Darstellungen unbekleideter menschlicher Körper findet man von der Frühzeit bis in die zeitgenössische Kunst. Man versteht darunter jede Form der nicht-pornographischen, künstlerischen Darstellung eines unbekleideten menschlichen Körpers zum Zwecke der Erforschung von Perspektiven, Proportionen und des Muskelspiels.
Ich habe seit einigen Jahren Gelegenheit zu solchen Erforschungen, indem ich mich im Winter einem Kurs für Aktstudien anschließe.Bei den vielen entstandenen Arbeiten fällt mir die Auswahl sehr schwer. Dazu kommt, dass diese Studien schwer zu fotografieren sind. Trotzdem sollen einige gezeigt werden.

Während die Studien nach meiner Ansicht schon vorzeigbar sind, habe ich noch nicht den Mut gefunden, die Studien auch in einem gemalten Bild zu verwerten.

Blumen

Blumen – ein Frauenthema?
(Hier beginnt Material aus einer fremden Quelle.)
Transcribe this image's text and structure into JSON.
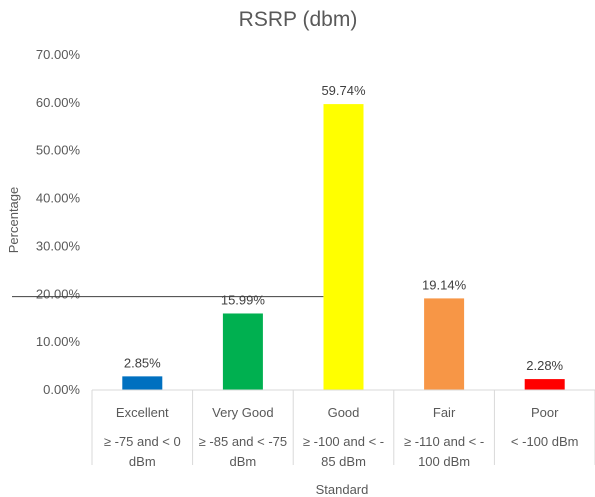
{
  "chart_data": {
    "type": "bar",
    "title": "RSRP (dbm)",
    "xlabel": "Standard",
    "ylabel": "Percentage",
    "ylim": [
      0,
      70
    ],
    "yticks": [
      "0.00%",
      "10.00%",
      "20.00%",
      "30.00%",
      "40.00%",
      "50.00%",
      "60.00%",
      "70.00%"
    ],
    "grid": false,
    "legend": "none",
    "categories": [
      {
        "name": "Excellent",
        "range": [
          "≥ -75 and < 0",
          "dBm"
        ]
      },
      {
        "name": "Very  Good",
        "range": [
          "≥ -85 and < -75",
          "dBm"
        ]
      },
      {
        "name": "Good",
        "range": [
          "≥ -100 and < -",
          "85 dBm"
        ]
      },
      {
        "name": "Fair",
        "range": [
          "≥ -110 and < -",
          "100 dBm"
        ]
      },
      {
        "name": "Poor",
        "range": [
          "< -100 dBm"
        ]
      }
    ],
    "values": [
      2.85,
      15.99,
      59.74,
      19.14,
      2.28
    ],
    "data_labels": [
      "2.85%",
      "15.99%",
      "59.74%",
      "19.14%",
      "2.28%"
    ],
    "colors": [
      "#0070c0",
      "#00b050",
      "#ffff00",
      "#f79646",
      "#ff0000"
    ],
    "reference_line": 19.5
  }
}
Blumen sind Nahrung für Herz und Seele. Ich liebe Blumen und versuche, ihren spezifischen Charakter im Bild festhalten.

Naturstudien

Naturstudien sind eines meiner Lieblingsthemen. Hier kann ich meinem Drang nach Genauigkeit nachgeben. Dabei entstehen nicht immer fertige Bilder.
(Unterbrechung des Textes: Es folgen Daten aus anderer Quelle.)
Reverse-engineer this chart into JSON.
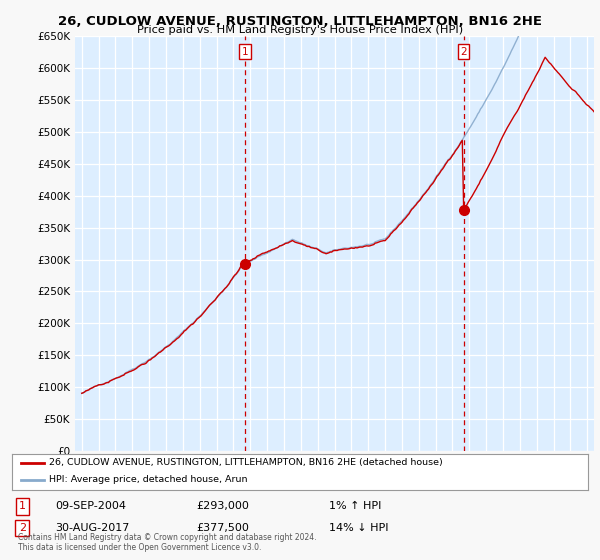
{
  "title": "26, CUDLOW AVENUE, RUSTINGTON, LITTLEHAMPTON, BN16 2HE",
  "subtitle": "Price paid vs. HM Land Registry's House Price Index (HPI)",
  "legend_line1": "26, CUDLOW AVENUE, RUSTINGTON, LITTLEHAMPTON, BN16 2HE (detached house)",
  "legend_line2": "HPI: Average price, detached house, Arun",
  "annotation1_date": "09-SEP-2004",
  "annotation1_price": "£293,000",
  "annotation1_hpi": "1% ↑ HPI",
  "annotation2_date": "30-AUG-2017",
  "annotation2_price": "£377,500",
  "annotation2_hpi": "14% ↓ HPI",
  "footer": "Contains HM Land Registry data © Crown copyright and database right 2024.\nThis data is licensed under the Open Government Licence v3.0.",
  "red_color": "#cc0000",
  "blue_color": "#88aacc",
  "background_color": "#ddeeff",
  "ylim": [
    0,
    650000
  ],
  "ytick_step": 50000,
  "marker1_x": 2004.69,
  "marker1_y": 293000,
  "marker2_x": 2017.66,
  "marker2_y": 377500,
  "xmin": 1994.6,
  "xmax": 2025.4
}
Eigentlich sind in vielen anderen Bildern Naturstudien enthalten.

Musik gemalt

Die Bilder dieses Beitrages entstanden in drei Projekten, die sich speziell damit beschäftigten, Musik in Farbe und Form umzusetzen. Die Ergebnisse sind ihrer Subjektivität wegen sicher nicht in jedem Fall nachzuempfinden, denn bei jedem Menschen stellen sich beim Hören eines Musikstücks andere Empfindungen ein.

Skulpturen

Die Skulpturen sind Sommerprodukte aus Holz, das auf unserem Grundstück angefallen ist. Mit einfachen Werkzeugen habe ich herausgearbeitet, was ich in den Stücken zu sehen vermeinte.

Aus einer umgestürzten Weide entstand ein ganzes Dorf.

Die Fichte in unserem neuen Sommerdomizil Angelroda musste fallen, wurde aber in ihrem zweiten Leben zur Wächterin des Gartens.